I knew how to work without constant supervision, and was organized and methodical when it came time to process animal carcasses into skeletons and label all the bones. I had honed those basic time-management skills working in small commercial kitchens, so it turned out those summers spent cooking hadn’t been a waste of time.
And when I was given a chance to work on bones recovered from archaeological sites, it turned out that I had an affinity for distinguishing the different bones of one animal from another, even when they were broken.
It wasn’t a skill I knew I had, so it was a rather big surprise to find I could do it relatively easily. Some people simply can’t do it, so I guess I was lucky – or perhaps my interest in evolution and developmental biology simply made me pay closer attention to the details.

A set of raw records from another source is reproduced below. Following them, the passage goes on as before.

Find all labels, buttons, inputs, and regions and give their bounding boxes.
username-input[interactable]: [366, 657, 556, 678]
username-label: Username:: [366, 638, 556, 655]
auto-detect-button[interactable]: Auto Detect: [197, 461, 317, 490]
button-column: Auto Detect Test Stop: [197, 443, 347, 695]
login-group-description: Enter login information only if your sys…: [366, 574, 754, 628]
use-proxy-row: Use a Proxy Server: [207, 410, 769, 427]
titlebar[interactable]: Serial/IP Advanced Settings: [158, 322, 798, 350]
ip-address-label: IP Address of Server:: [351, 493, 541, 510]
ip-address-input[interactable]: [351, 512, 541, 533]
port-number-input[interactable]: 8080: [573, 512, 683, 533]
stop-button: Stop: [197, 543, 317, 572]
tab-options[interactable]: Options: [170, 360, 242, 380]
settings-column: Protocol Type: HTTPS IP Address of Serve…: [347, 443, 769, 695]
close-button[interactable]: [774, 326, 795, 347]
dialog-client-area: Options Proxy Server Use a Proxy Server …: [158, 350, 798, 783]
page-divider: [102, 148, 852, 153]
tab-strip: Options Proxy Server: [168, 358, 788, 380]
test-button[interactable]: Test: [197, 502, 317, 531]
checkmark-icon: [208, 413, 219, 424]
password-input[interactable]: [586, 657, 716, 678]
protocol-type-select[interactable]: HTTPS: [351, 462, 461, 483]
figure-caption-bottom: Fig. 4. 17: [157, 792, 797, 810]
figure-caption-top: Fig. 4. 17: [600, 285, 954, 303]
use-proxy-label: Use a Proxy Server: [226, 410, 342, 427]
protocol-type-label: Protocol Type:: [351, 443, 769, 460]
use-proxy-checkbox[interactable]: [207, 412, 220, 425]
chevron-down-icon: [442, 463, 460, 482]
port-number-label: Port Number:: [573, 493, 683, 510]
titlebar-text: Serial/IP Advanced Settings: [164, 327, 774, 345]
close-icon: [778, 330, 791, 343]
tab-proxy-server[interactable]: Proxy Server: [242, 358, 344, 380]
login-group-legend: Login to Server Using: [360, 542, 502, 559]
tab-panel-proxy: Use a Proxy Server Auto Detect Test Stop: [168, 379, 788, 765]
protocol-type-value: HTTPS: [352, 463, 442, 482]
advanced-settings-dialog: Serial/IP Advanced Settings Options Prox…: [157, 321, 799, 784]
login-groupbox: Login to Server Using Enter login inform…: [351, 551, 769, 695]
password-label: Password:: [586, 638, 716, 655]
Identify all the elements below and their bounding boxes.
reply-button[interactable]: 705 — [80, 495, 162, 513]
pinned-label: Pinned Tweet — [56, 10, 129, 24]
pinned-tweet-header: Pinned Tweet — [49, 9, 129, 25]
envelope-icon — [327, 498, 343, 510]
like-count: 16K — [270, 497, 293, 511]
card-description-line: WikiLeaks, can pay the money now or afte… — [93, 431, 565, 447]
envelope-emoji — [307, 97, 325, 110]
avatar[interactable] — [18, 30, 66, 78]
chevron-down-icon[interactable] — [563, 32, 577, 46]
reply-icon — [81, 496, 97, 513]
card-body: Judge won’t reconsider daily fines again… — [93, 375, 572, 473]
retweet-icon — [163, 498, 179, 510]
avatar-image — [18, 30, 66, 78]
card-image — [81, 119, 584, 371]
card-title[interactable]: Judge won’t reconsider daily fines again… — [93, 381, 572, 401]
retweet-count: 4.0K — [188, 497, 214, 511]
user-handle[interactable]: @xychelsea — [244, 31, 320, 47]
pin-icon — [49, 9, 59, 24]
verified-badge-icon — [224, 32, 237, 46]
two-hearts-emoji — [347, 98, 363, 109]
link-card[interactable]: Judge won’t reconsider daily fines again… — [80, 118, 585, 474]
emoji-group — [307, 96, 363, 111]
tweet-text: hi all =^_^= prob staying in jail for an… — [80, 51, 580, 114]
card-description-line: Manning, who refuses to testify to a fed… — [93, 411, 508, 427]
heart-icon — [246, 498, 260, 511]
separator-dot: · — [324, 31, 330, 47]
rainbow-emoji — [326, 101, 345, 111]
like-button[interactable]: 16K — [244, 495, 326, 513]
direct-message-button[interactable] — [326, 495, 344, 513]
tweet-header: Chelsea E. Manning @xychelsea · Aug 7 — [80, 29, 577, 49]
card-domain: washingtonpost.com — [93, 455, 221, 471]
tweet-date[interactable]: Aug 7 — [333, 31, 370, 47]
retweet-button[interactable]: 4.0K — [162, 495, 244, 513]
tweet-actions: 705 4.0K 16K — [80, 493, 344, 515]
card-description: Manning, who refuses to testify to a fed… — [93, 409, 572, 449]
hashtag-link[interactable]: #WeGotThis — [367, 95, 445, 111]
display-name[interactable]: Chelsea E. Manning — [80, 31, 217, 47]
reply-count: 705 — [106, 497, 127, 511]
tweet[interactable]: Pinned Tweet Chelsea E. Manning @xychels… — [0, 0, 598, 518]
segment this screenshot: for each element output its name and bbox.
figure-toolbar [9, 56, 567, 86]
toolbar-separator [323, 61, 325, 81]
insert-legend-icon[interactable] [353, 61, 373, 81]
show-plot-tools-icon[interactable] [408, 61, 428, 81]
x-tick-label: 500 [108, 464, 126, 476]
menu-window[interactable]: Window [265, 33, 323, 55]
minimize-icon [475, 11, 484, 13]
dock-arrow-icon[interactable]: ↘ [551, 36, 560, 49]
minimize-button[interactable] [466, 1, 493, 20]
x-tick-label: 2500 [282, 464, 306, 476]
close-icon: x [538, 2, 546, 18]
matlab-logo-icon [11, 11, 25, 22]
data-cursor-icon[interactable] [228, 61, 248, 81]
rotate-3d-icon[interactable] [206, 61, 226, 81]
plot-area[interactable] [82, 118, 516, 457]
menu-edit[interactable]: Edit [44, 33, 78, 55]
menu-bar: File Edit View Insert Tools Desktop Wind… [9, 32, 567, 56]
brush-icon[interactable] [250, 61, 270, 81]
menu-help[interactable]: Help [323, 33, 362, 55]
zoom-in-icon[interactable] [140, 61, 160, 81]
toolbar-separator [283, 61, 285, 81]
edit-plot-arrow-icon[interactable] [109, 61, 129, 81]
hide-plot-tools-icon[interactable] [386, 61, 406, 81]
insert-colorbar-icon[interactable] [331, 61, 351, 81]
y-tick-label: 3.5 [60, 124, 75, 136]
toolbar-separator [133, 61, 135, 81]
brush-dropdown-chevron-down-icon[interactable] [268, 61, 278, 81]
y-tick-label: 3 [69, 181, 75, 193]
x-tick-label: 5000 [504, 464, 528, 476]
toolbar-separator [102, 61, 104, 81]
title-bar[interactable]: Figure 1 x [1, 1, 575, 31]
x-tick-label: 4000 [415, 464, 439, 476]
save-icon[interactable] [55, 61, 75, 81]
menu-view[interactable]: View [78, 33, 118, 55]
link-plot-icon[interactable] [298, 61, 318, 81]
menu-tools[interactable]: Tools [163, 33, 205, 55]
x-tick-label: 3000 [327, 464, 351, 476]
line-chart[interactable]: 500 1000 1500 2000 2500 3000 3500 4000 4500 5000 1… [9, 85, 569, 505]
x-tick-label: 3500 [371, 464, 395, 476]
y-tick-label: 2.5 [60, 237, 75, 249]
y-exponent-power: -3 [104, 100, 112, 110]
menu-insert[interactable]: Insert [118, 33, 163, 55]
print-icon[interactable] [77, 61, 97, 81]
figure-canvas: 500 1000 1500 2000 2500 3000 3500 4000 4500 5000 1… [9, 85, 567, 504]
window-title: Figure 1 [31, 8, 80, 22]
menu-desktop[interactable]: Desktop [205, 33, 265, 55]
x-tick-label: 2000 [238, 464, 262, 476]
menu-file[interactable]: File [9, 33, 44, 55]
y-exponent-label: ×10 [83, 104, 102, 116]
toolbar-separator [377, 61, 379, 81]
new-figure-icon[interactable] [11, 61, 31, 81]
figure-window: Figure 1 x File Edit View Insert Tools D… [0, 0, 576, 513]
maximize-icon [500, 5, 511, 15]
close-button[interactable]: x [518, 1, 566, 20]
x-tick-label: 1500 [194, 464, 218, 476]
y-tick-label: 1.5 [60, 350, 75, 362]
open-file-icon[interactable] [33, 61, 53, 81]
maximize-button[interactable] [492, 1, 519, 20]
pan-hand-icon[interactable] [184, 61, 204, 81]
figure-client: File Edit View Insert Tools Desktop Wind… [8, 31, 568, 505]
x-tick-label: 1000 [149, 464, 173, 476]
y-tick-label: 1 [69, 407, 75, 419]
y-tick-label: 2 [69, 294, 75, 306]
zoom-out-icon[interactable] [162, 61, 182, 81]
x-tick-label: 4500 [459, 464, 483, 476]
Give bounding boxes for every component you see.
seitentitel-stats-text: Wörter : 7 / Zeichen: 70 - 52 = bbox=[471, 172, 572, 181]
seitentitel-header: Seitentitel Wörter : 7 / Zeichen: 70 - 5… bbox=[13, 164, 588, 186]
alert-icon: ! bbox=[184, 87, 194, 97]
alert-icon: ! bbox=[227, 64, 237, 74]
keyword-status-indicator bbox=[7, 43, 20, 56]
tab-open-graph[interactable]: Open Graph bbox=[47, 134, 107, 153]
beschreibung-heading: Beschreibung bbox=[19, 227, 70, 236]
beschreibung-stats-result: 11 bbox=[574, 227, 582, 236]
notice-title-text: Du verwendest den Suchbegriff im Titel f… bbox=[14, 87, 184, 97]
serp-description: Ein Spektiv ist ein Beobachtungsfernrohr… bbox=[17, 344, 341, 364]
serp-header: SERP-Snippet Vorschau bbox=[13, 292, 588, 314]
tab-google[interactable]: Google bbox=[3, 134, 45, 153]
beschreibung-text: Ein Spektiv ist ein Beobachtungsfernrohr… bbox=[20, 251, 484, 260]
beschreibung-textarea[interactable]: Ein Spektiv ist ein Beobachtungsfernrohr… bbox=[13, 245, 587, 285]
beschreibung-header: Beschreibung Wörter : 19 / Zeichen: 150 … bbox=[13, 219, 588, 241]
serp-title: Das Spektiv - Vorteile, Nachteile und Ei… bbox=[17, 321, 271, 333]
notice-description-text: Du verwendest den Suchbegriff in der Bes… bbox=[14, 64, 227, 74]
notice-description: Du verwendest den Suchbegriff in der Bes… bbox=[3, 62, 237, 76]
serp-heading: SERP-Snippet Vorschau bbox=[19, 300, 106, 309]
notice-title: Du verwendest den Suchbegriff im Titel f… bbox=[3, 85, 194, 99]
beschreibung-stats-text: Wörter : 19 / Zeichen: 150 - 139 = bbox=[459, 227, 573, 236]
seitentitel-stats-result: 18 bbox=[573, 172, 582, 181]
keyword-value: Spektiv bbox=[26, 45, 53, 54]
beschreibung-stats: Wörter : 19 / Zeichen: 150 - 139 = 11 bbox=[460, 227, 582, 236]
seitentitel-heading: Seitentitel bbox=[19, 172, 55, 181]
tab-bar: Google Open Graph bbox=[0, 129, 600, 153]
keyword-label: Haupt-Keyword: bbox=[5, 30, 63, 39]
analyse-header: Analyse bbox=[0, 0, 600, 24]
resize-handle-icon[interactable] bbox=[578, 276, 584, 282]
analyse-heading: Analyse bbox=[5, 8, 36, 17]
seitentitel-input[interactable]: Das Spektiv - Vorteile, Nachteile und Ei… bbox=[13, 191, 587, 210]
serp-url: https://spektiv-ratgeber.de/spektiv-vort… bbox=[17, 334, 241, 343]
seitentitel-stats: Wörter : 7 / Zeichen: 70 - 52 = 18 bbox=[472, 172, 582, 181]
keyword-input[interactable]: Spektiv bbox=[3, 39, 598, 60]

However, it meant that without any planning, I was set up for a career in a field that I never knew existed. Archaeozoology turned out to be the physical embodiment of the concept of evolution that had so captured my imagination as a child.
Why else could you use the skeleton of a black bear that had died in 1980 to identify the bones of a black bear that had died three or four thousand years ago, if not for the fact that species are immutable and the shape of their bones reflect their unique morphology and physiology?
The fall after completing my Bachelor’s degree in 1976, I was 22 years old and had a paid job at the museum as an archaeozoologist. My salary even in that first year was more than my father had earned in the 1960s and I was excited to go to work every day.
I was as astonished as my family and friends at what had happened.